Inflation & Deflation – Basics & Effects
Inflation and deflation are two most common economic terms that we often hear or read across channels such as television, radio, social media, and others. However not many people know exactly what they mean and what effects they have on the economy.
This article is an effort for everyone wanting to understand these two economic terms i.e. inflation and deflation.
Inflation – Definition & Consequences
The word inflation comes from the Latin “inflare” and means to inflate, to expand or to extend.
In economics, it actually refers to the money supply. This means that more and more money is added within a monetary system or in the overall system. Inflation is often equated with price increases or loss of purchasing power.
This means that if, for example, the economy grows by three percent, but the money supply (mostly by the banks) is increased by four percent, this inevitably leads to price increases. Why?
As a result of the expansion, there is more money in circulation than is actually needed for the entire consumption of goods and services. This means that prices will have to rise. Price increases results in higher living costs and are therefore a loss of purchasing power.
Put simply, this means that the same amount of money will be worth less tomorrow than it is today. This means that we can afford less. After all, our incomes are rarely adjusted to inflation and increased!
Whether monetary policy is more likely to promote inflation or more likely to deflate can be determined quite simply on the basis of the following:
Monetary growth divided by economic growth
- If above ratio is greater than 1, then loss of purchasing power due to price increases.
- If above ratio is less than 1, then price fall (deflation and economic collapse).
More money means deflation will be good for you, because your money will be worth more. While inflation will be bad because your money will lose value.
Deflation – Definition and Effects
Deflation is the opposite of inflation. Deflation causes prices to fall. They fall because the money supply is smaller than necessary for the consumption of all goods and services. In order to restore equilibrium here, too, prices must be lowered. The cost of living falls and life as a whole is becoming cheaper!
There are different views on the consequences which cover a whole range from extremely positive to completely negative. On one hand the economy could be heated up by falling prices. As everything becomes cheaper, people consume more and this leads to economic growth.
On the other hand, there may also be a deflationary shock as people speculate that prices will be cheaper later than they are today. In this case they consume less. This leads to a reduction in sales and job loss i.e. economic output falls.

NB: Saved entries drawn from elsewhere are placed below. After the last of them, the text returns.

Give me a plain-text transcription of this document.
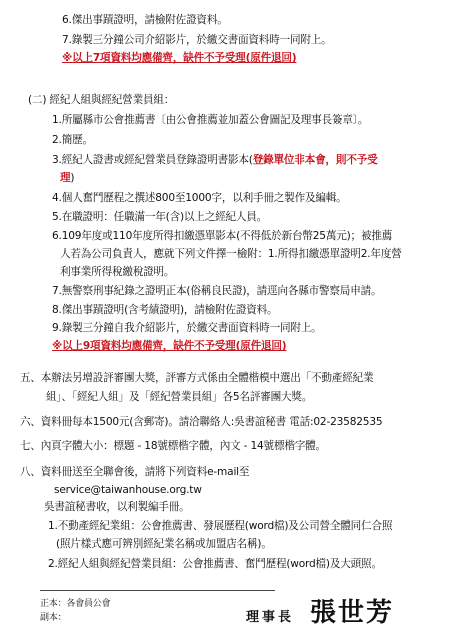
6.傑出事蹟證明，請檢附佐證資料。
7.錄製三分鐘公司介紹影片，於繳交書面資料時一同附上。
※以上7項資料均應備齊，缺件不予受理(原件退回)
(二) 經紀人組與經紀營業員組：
1.所屬縣市公會推薦書〔由公會推薦並加蓋公會圖記及理事長簽章〕。
2.簡歷。
3.經紀人證書或經紀營業員登錄證明書影本(登錄單位非本會，則不予受
理)
4.個人奮鬥歷程之撰述800至1000字，以利手冊之製作及編輯。
5.在職證明：任職滿一年(含)以上之經紀人員。
6.109年度或110年度所得扣繳憑單影本(不得低於新台幣25萬元)；被推薦
人若為公司負責人，應就下列文件擇一檢附：1.所得扣繳憑單證明2.年度營
利事業所得稅繳稅證明。
7.無警察刑事紀錄之證明正本(俗稱良民證)，請逕向各縣市警察局申請。
8.傑出事蹟證明(含考績證明)，請檢附佐證資料。
9.錄製三分鐘自我介紹影片，於繳交書面資料時一同附上。
※以上9項資料均應備齊，缺件不予受理(原件退回)
五、本辦法另增設評審團大獎，評審方式係由全體楷模中選出「不動產經紀業
組」、「經紀人組」及「經紀營業員組」各5名評審團大獎。
六、資料冊每本1500元(含郵寄)。請洽聯絡人:吳書誼秘書 電話:02-23582535
七、內頁字體大小：標題 - 18號標楷字體，內文 - 14號標楷字體。
八、資料冊送至全聯會後，請將下列資料e-mail至
service@taiwanhouse.org.tw
吳書誼秘書收，以利製編手冊。
1.不動產經紀業組：公會推薦書、發展歷程(word檔)及公司營全體同仁合照
(照片樣式應可辨別經紀業名稱或加盟店名稱)。
2.經紀人組與經紀營業員組：公會推薦書、奮鬥歷程(word檔)及大頭照。
正本：各會員公會
副本：	理事長 張世芳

The effects of deflation is mainly on consumption, because individuals delay their purchasing decisions. But corporate profits drop and unemployment rate increases.
Both inflation and de-inflation can be the result of changes in the supply and demand of products or services or monetary policy through their decisions on intervention interest rates, but it is normal for central banks to try to maintain price stability at all times by avoiding that both are excessive and bringing their rates closer to their objective.